Response 1: Thank you for your valuable comments and suggestions. We appreciate your insightful observation about potential synergistic effects among microbial compounds.

Regarding your concern about potential microplastic (MP) contamination from plastic dishes, we would like to clarify the following points based on our research and existing literature.

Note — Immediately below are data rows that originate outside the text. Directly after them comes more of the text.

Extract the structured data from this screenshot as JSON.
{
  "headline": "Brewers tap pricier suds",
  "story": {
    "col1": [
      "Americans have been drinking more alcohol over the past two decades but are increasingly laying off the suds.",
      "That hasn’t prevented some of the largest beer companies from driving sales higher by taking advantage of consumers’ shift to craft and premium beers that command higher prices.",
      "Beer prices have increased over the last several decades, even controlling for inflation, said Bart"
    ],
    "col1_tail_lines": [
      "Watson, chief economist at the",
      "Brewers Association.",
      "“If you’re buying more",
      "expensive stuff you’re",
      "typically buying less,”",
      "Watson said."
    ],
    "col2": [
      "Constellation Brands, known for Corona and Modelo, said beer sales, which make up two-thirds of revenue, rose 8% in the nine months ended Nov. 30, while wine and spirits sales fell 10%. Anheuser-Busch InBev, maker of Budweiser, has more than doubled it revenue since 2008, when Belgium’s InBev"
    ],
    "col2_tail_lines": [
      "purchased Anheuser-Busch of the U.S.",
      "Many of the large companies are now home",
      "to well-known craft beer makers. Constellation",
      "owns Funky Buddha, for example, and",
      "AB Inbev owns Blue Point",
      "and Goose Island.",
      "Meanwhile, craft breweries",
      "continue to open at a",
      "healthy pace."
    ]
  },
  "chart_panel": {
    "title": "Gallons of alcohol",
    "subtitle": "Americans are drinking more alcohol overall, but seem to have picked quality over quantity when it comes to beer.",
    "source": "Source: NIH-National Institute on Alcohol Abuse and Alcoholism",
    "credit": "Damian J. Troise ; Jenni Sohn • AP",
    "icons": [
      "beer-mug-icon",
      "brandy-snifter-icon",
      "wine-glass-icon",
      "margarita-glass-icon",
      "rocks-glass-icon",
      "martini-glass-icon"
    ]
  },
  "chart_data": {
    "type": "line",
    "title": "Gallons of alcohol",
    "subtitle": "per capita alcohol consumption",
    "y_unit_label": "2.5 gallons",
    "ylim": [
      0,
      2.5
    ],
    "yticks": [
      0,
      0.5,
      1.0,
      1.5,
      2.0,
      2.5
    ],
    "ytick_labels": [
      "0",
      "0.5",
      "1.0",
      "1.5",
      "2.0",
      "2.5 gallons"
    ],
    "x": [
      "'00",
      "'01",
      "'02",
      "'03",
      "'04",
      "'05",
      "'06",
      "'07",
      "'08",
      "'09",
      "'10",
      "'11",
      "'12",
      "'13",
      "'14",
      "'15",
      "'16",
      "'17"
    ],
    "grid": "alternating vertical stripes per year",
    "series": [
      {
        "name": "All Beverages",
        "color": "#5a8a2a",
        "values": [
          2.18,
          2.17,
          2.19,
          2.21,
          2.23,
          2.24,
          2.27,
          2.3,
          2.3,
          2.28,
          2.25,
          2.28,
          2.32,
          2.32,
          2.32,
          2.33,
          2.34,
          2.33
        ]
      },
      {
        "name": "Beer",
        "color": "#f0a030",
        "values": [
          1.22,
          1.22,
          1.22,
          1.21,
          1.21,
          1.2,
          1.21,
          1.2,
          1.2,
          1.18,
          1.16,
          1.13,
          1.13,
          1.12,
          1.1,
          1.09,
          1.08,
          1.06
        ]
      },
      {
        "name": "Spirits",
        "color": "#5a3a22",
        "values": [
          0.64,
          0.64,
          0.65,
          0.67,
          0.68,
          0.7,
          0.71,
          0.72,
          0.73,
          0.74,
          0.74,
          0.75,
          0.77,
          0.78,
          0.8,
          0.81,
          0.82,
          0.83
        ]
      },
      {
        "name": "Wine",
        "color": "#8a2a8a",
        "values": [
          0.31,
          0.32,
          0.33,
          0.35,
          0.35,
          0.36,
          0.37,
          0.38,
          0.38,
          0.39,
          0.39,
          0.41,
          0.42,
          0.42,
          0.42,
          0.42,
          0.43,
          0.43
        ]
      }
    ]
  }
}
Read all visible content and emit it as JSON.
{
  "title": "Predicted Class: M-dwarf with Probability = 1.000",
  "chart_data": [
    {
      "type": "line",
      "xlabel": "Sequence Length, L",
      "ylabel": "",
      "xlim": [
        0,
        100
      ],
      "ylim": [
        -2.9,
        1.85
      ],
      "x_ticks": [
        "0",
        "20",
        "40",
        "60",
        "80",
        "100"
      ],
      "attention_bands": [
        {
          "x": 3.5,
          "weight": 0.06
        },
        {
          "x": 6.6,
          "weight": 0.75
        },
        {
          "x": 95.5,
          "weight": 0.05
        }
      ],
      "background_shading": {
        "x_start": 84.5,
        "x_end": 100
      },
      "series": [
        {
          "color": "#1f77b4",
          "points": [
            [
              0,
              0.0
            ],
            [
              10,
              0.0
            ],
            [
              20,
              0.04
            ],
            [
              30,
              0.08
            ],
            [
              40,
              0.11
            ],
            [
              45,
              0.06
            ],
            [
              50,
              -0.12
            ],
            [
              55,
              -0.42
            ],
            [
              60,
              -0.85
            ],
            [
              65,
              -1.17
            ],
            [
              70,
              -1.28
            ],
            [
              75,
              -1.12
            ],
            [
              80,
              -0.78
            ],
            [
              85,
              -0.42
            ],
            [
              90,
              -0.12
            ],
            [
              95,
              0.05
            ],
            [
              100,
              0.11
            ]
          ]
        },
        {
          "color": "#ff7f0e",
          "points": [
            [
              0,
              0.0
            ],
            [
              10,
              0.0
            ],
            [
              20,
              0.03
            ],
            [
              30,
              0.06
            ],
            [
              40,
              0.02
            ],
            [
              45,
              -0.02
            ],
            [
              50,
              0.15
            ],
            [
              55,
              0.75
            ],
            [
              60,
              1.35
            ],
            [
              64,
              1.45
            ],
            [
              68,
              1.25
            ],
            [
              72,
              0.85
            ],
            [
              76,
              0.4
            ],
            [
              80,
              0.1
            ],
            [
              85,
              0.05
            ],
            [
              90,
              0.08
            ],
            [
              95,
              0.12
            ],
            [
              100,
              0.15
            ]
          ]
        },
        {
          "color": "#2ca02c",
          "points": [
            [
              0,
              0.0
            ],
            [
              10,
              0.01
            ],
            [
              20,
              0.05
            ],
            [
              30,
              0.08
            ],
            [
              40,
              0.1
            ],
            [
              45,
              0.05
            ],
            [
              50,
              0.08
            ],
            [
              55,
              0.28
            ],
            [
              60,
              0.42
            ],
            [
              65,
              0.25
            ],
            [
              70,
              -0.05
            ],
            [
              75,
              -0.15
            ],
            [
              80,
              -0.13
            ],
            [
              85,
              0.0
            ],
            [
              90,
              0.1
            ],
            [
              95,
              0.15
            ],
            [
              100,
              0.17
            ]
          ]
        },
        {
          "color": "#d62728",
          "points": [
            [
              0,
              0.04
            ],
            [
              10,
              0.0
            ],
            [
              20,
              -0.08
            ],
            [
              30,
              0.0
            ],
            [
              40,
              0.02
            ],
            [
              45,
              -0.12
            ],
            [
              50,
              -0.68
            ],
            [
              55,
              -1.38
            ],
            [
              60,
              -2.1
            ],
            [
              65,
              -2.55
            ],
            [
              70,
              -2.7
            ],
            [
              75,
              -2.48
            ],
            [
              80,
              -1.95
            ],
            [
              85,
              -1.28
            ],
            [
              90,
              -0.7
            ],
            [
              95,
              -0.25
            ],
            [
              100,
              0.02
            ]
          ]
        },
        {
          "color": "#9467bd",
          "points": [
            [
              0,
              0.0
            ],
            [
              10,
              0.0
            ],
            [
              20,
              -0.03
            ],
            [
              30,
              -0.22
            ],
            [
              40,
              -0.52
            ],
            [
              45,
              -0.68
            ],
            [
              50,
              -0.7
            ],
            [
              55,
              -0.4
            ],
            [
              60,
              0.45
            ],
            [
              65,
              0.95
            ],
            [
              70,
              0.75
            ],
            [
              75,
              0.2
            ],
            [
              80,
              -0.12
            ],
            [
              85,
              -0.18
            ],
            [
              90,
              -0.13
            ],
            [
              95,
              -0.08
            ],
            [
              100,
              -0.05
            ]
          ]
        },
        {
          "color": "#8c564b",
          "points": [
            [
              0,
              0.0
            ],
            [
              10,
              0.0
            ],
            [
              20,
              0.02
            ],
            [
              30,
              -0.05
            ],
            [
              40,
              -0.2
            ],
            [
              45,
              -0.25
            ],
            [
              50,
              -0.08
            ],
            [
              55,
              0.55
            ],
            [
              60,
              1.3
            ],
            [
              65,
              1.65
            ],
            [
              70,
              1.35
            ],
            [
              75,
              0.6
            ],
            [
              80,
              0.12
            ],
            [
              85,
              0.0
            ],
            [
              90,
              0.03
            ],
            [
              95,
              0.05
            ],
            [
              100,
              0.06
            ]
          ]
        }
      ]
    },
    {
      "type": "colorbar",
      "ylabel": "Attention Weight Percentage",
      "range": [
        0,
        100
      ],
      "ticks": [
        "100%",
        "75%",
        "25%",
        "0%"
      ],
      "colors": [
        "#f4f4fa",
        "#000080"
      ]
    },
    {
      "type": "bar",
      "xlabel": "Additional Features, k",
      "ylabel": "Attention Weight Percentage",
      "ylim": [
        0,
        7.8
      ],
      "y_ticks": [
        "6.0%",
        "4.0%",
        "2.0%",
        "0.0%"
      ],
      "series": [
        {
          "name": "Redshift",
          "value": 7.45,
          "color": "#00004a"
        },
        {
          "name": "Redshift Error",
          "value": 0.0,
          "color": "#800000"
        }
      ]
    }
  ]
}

The containers commonly used in laboratories can be roughly divided into two categories, namely plastic products and glass products.Contrary to common assumptions, studies suggest that glassware may introduce higher levels of microplastic contamination compared to plastic consumables. For example, in the referenced study [1], glassware showed significantly higher MP levels (1,356.9 particles/mL) than plastic labware (6.9 particles/mL). When used in the laboratory, plastic containers are gently cleaned before use to avoid strong friction that may cause the release of microplastics. Plastic materials are lighter, more cost-effective, and widely adopted in our laboratory workflows. During experiments, we strictly maintained low-temperature and light-protected conditions to prevent plastic leaching or degradation.

Reference:

[1] Jones, Nina R; de Jersey, Alix M; Lavers, Jennifer L; Rodemann, Thomas; Rivers-Auty, Jack. Identifying laboratory sources of microplastic and nanoplastic contamination from the air, water, and consumables. Journal of hazardous materials 2024, 465, 133276, doi:https://doi.org/10.1016/j.jhazmat.2023.133276.

Comments 2: another comment is that you use compound effect...I think there may be a synergistic effect as well this is not uncommon as these microbes release chemicals that may affect other microbes (quorum sensing etc) from settling as well and this may have been also affected by the mps

Response 2:We fully acknowledge the reviewer's insightful comment regarding microbial interactions. While we indeed considered this aspect, our study primarily focused on characterizing how pollutants alter the endogenous microbiome of Aurelia aurita polyps. The current experimental design did not include specific protocols to differentiate between direct pollutant effects and inter-microbial interactions, nor could we isolate certain unculturable/unidentified strains to test for synergistic effects. These technical constraints limited our ability to mechanistically validate microbial crosstalk, as appropriately noted by the reviewer. We have now expanded the discussion to explicitly address this limitation, and outline strain isolation and co-culture approaches as future directions.